Additional analysis of phase III SOLAR-1 trial of BYL 719 + fulvestrant PIK3CA mutated HR+/HER2- advanced or metastatic breast cancer.- Novartis

Novartis has announced additional analysis from the global Phase III SOLAR-1 trial investigating the alpha-specific PI3K inhibitor BYL 719 (alpelisib) in combination with fulvestrant in men and postmenopausal women with PIK3CA mutated hormone receptor positive, human epidermal growth factor receptor-2 negative (HR+/HER2-) advanced or metastatic breast cancer. In SOLAR-1, the addition of BYL 719 to fulvestrant nearly doubled median progression-free survival (PFS) in patients with PIK3CA mutated HR+/HER2- advanced breast cancer who progressed on or after an aromatase inhibitor (AI) compared to fulvestrant alone.

In this analysis, BYL719 plus fulvestrant also showed consistent clinically meaningful treatment benefit after progression on an AI or after receiving up to one additional line of therapy for advanced breast cancer. These data will be presented today during an oral presentation at the 2018 San Antonio Breast Cancer Symposium (SABCS) (Abstract #GS3-08).

Approximately 40% of patients living with HR+ advanced breast cancer have a PIK3CA mutation, which over activates the PI3K pathway. When activated, the PI3K pathway is associated with tumor growth, resistance to endocrine treatment and a poor overall prognosis. Currently there are no approved treatments for breast cancer that specifically target this mutation.
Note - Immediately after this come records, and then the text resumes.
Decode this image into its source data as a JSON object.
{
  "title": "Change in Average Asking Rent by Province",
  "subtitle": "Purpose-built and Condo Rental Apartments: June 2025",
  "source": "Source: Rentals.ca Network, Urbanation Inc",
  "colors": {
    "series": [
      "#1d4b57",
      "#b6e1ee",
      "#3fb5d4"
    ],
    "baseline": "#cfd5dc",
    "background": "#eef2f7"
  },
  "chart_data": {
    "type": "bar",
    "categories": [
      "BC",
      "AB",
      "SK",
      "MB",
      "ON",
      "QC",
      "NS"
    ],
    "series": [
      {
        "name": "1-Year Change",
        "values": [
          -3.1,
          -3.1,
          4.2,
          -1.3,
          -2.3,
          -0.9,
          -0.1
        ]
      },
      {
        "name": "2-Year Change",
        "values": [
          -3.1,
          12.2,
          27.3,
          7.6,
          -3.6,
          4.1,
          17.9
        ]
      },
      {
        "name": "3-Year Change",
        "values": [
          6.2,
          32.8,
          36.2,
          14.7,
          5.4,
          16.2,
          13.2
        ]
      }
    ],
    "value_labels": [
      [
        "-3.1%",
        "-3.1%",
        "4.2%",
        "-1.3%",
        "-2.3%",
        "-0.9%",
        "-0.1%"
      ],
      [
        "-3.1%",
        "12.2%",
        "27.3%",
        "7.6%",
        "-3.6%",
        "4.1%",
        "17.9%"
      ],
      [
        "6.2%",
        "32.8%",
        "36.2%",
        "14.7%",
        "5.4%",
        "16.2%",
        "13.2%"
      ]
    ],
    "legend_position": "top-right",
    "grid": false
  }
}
BYL 719 in combination with fulvestrant consistently improved median PFS in patients with PIK3CA mutated HR+/HER2- advanced breast cancer who progressed within 12 months of AI treatment (mPFS: 11.0 months vs 6.8 months for fulvestrant alone) or received up to one additional line of therapy for advanced breast cancer (mPFS: 10.9 months vs 3.7 months, respectively). Most adverse events were mild to moderate in severity and generally manageable through dose interruption, dose reductions and medical management. Treatment discontinuation rate due to adverse events in those with a PIK3CA mutation receiving BYL 719 plus fulvestrant was 3% compared to 2% for fulvestrant alone. The most frequent all-grade adverse events (>=40%) were hyperglycemia (65% vs 9%), diarrhea (54% vs 11%), nausea (46% vs 20%) and rash (40% vs 6%). The most common grade 3/4 events (>=10%) were hyperglycemia (37% vs <1%) and rash (13% vs><1%).>

Mutation status of participants in SOLAR-1 was identified by a clinical trial assay developed by Qiagen . A significant PFS benefit was observed for BYL 719 plus fulvestrant in patients with a PIK3CA mutation regardless of whether the mutation was identified by a tumor tissue test or ctDNA test, suggesting the potential viability of using liquid biopsies to identify PIK3CA mutation status (tissue positive HR=0.65; mPFS 11.0 months; plasma positive HR=0.56; mPFS 10.9 months). Novartis has entered into agreements with both Qiagen and Foundation Medicine to develop flexible companion diagnostic solutions for BYL719 that utilize both tumor tissue and plasma sample types.